[<prev] [next>] [<thread-prev] [thread-next>] [day] [month] [year] [list]
Message-ID: <5e8fdecc-8003-4eae-8c90-94ecad20061c@linux.alibaba.com>
Date: Thu, 3 Apr 2025 09:28:33 +0800
From: Joseph Qi <joseph.qi@...ux.alibaba.com>
To: Murad Masimov <m.masimov@...integration.ru>, Mark Fasheh <mark@...heh.com>
Cc: Joel Becker <jlbec@...lplan.org>, Jan Kara <jack@...e.cz>,
ocfs2-devel@...ts.linux.dev, linux-kernel@...r.kernel.org,
lvc-project@...uxtesting.org,
syzbot+f59a1ae7b7227c859b8f@...kaller.appspotmail.com
Subject: Re: [PATCH 2/2] ocfs2: Fix deadlock in ocfs2_finish_quota_recovery
On 2025/4/2 14:56, Murad Masimov wrote:
> When filesystem is unmounted all pending recovery work is processed. This
> may lead to a deadlock in ocfs2_finish_quota_recovery() as it locks the
> s_umount semaphore while it is already exclusively locked in
> deactivate_super().
>
> Use down_read_trylock() instead and return if it fails, since that possibly
> means that unmount may be in progress so it is not possible to finish quota
> recovery. According to the description of ocfs2_complete_recovery(), which
> is the caller of ocfs2_finish_quota_recovery(), by the point this job is
> started the node can already be considered recovered. There is also no
> error handling in ocfs2_complete_recovery() which indicates that fail is
> not critical in this context.
>
> The following warning has been reported by Syzkaller:
>
> ================================================================
> WARNING: possible circular locking dependency detected
> 6.14.0-rc6-syzkaller-00022-gb7f94fcf5546 #0 Not tainted
> ------------------------------------------------------
> kworker/u4:10/1087 is trying to acquire lock:
> ffff88803c49e0e0 (&type->s_umount_key#42){++++}-{4:4}, at: ocfs2_finish_quota_recovery+0x15c/0x22a0 fs/ocfs2/quota_local.c:603
>
> but task is already holding lock:
> ffffc900026ffc60 ((work_completion)(&journal->j_recovery_work)){+.+.}-{0:0}, at: process_one_work kernel/workqueue.c:3214 [inline]
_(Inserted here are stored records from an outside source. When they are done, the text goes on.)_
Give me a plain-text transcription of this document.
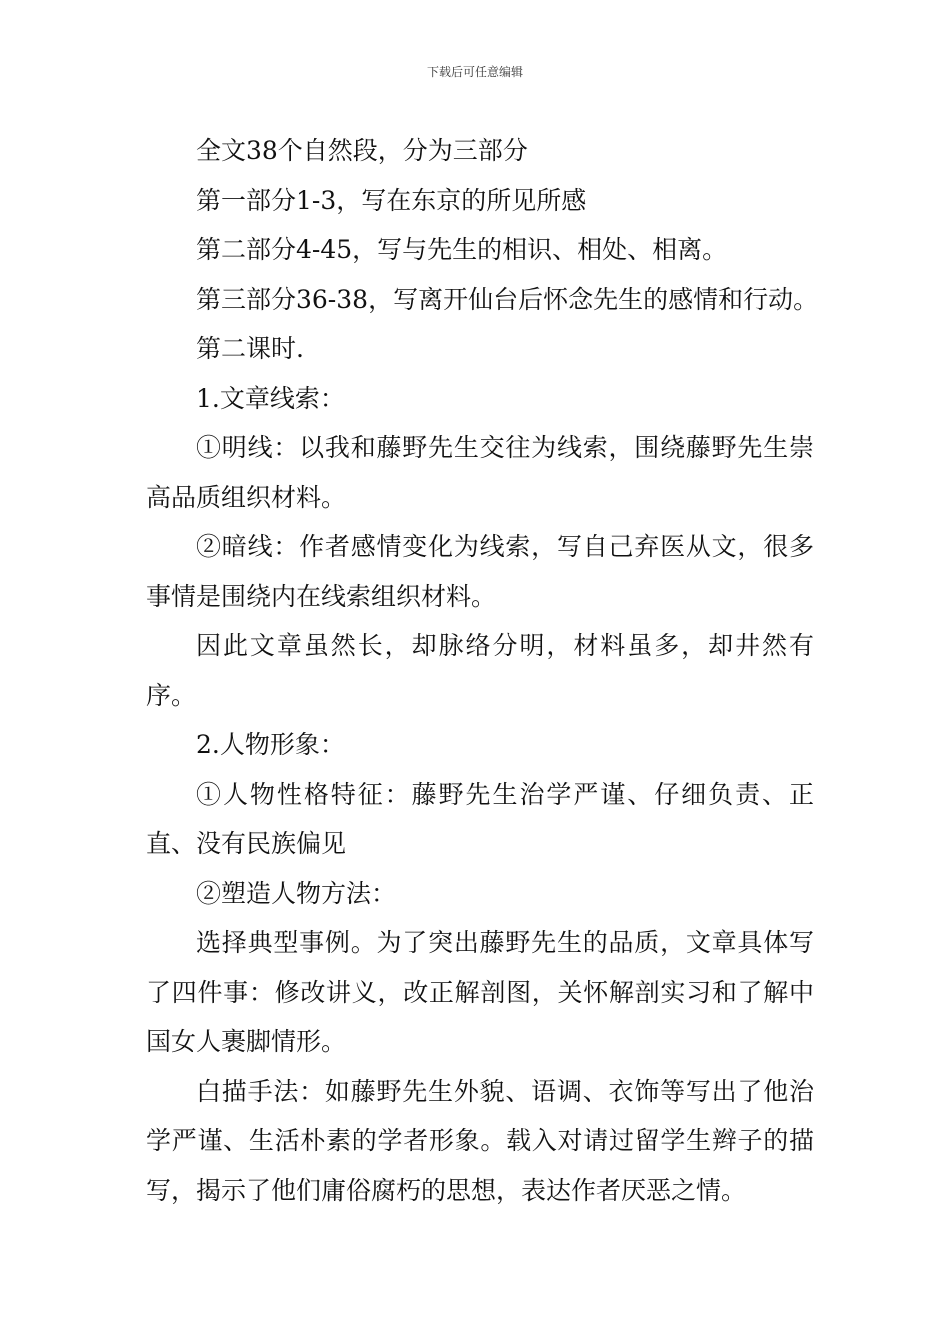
下载后可任意编辑

全文38个自然段，分为三部分

第一部分1-3，写在东京的所见所感

第二部分4-45，写与先生的相识、相处、相离。

第三部分36-38，写离开仙台后怀念先生的感情和行动。

第二课时.

1.文章线索：

①明线：以我和藤野先生交往为线索，围绕藤野先生崇高品质组织材料。

②暗线：作者感情变化为线索，写自己弃医从文，很多事情是围绕内在线索组织材料。

因此文章虽然长，却脉络分明，材料虽多，却井然有序。

2.人物形象：

①人物性格特征：藤野先生治学严谨、仔细负责、正直、没有民族偏见

②塑造人物方法：

选择典型事例。为了突出藤野先生的品质，文章具体写了四件事：修改讲义，改正解剖图，关怀解剖实习和了解中国女人裹脚情形。

白描手法：如藤野先生外貌、语调、衣饰等写出了他治学严谨、生活朴素的学者形象。载入对请过留学生辫子的描写，揭示了他们庸俗腐朽的思想，表达作者厌恶之情。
> ffffc900026ffc60 ((work_completion)(&journal->j_recovery_work)){+.+.}-{0:0}, at: process_scheduled_works+0x9c6/0x18e0 kernel/workqueue.c:3319
>
> which lock already depends on the new lock.
>
> the existing dependency chain (in reverse order) is:
>
> -> #2 ((work_completion)(&journal->j_recovery_work)){+.+.}-{0:0}:
> lock_acquire+0x1ed/0x550 kernel/locking/lockdep.c:5851
> process_one_work kernel/workqueue.c:3214 [inline]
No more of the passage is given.